Goddard Scientist to Give Hoxton Lecture on March 22

March 12, 2007 -- John Mather, a Nobel Prize-winning scientist at the Goddard Space Flight Center in Greenbelt, Md., and a professor at the University of Maryland, will give the 37th annual Hoxton Lecture in Physics on Thurs., March 22, at 7:30 p.m. in the Chemistry Building Auditorium (Room 402). The title of Mather’s talk is, “From the Big Bang to the Nobel Prize.” A reception will follow.

Mather shared the 2006 Nobel Prize with his colleague, George Smoot of the University of California, Berkeley, for their measurements of the “fossil” microwave radiation left over from the Big Bang. The work of Mather and Smoot and their colleagues has contributed to a deeper understanding of the evolution of the universe in its early stages. Using the COBE Cosmic Background Explorer satellite to make detailed measurements of the variation of this radiation from point to point in the sky, they detected differences at the level of one part in 100,000.  These differences map the density variations of matter in the early universe to give a “photo” of the universe some 300,000 years after the big bang.  Without these variations there would be no “seed” for the galaxies and stars to form.  This technique has spawned a second generation of satellite detectors called the Wilkerson Microwave Anisotropy Probe (WMAP), continuing this seminal work with greater precision.

In the early part of the 20th century, it was thought that the universe was static and stable with the stars and galaxies having a net zero motion with respect to one another.
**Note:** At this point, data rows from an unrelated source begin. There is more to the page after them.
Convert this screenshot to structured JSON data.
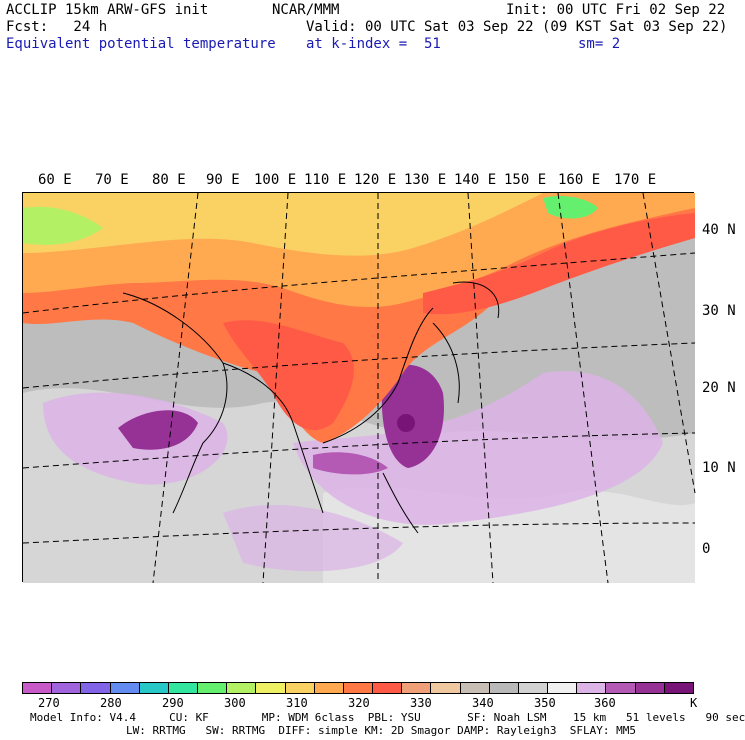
{
  "header": {
    "model_title": "ACCLIP 15km ARW-GFS init",
    "org": "NCAR/MMM",
    "init_time": "Init: 00 UTC Fri 02 Sep 22",
    "forecast": "Fcst:   24 h",
    "valid_time": "Valid: 00 UTC Sat 03 Sep 22 (09 KST Sat 03 Sep 22)",
    "field_name": "Equivalent potential temperature",
    "level": "at k-index =  51",
    "smoothing": "sm= 2"
  },
  "map": {
    "longitude_labels": [
      "60 E",
      "70 E",
      "80 E",
      "90 E",
      "100 E",
      "110 E",
      "120 E",
      "130 E",
      "140 E",
      "150 E",
      "160 E",
      "170 E"
    ],
    "latitude_labels": [
      "40 N",
      "30 N",
      "20 N",
      "10 N",
      "0"
    ]
  },
  "colorbar": {
    "colors": [
      "#c85ac8",
      "#a064dc",
      "#8264e6",
      "#648cf0",
      "#28c8c8",
      "#32e6a0",
      "#64f06e",
      "#b4f064",
      "#f0f064",
      "#fad264",
      "#ffaa50",
      "#ff7846",
      "#ff5a46",
      "#f0a078",
      "#f0c8a0",
      "#c8beb4",
      "#b9b9b9",
      "#d2d2d2",
      "#f0f0f0",
      "#dcb4e6",
      "#b45ab4",
      "#963296",
      "#781478"
    ],
    "labels": [
      "270",
      "280",
      "290",
      "300",
      "310",
      "320",
      "330",
      "340",
      "350",
      "360"
    ],
    "unit": "K"
  },
  "footer": {
    "line1": "Model Info: V4.4     CU: KF        MP: WDM 6class  PBL: YSU       SF: Noah LSM    15 km   51 levels   90 sec",
    "line2": "LW: RRTMG   SW: RRTMG  DIFF: simple KM: 2D Smagor DAMP: Rayleigh3  SFLAY: MM5"
  }
}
Astronomers such as Edwin Hubble subsequently discovered that the universe is expanding, rather than static. This became known as the Big Bang.  For the better part of 100 years the standard view of the universe was that its expansion rate was gradually slowing down under the influence of the gravity of its components. The question was only whether the universe would come to a stop and fall back in on itself, come to a halt at infinite time, or continue to expand forever. The discovery that the expansion rate of the universe is actually increasing under the effect of what has become known as Dark Energy has in the last few years changed the mindset in place since Hubble’s observations. The Big Bang is continuing!

Llewellyn G. Hoxton, for whom the lecture series is named, was a professor of physics at U.Va. and served as department chairman from 1907 to 1948. Throughout those years Hoxton considered it to be of great importance to convey to students the excitement of new developments in physics.

The Hoxton Lectures were inaugurated by the Department of Physics in 1971 to share the viewpoints of physicists on topics where their expertise may offer new insights. These free lectures are intended to be interesting and provocative.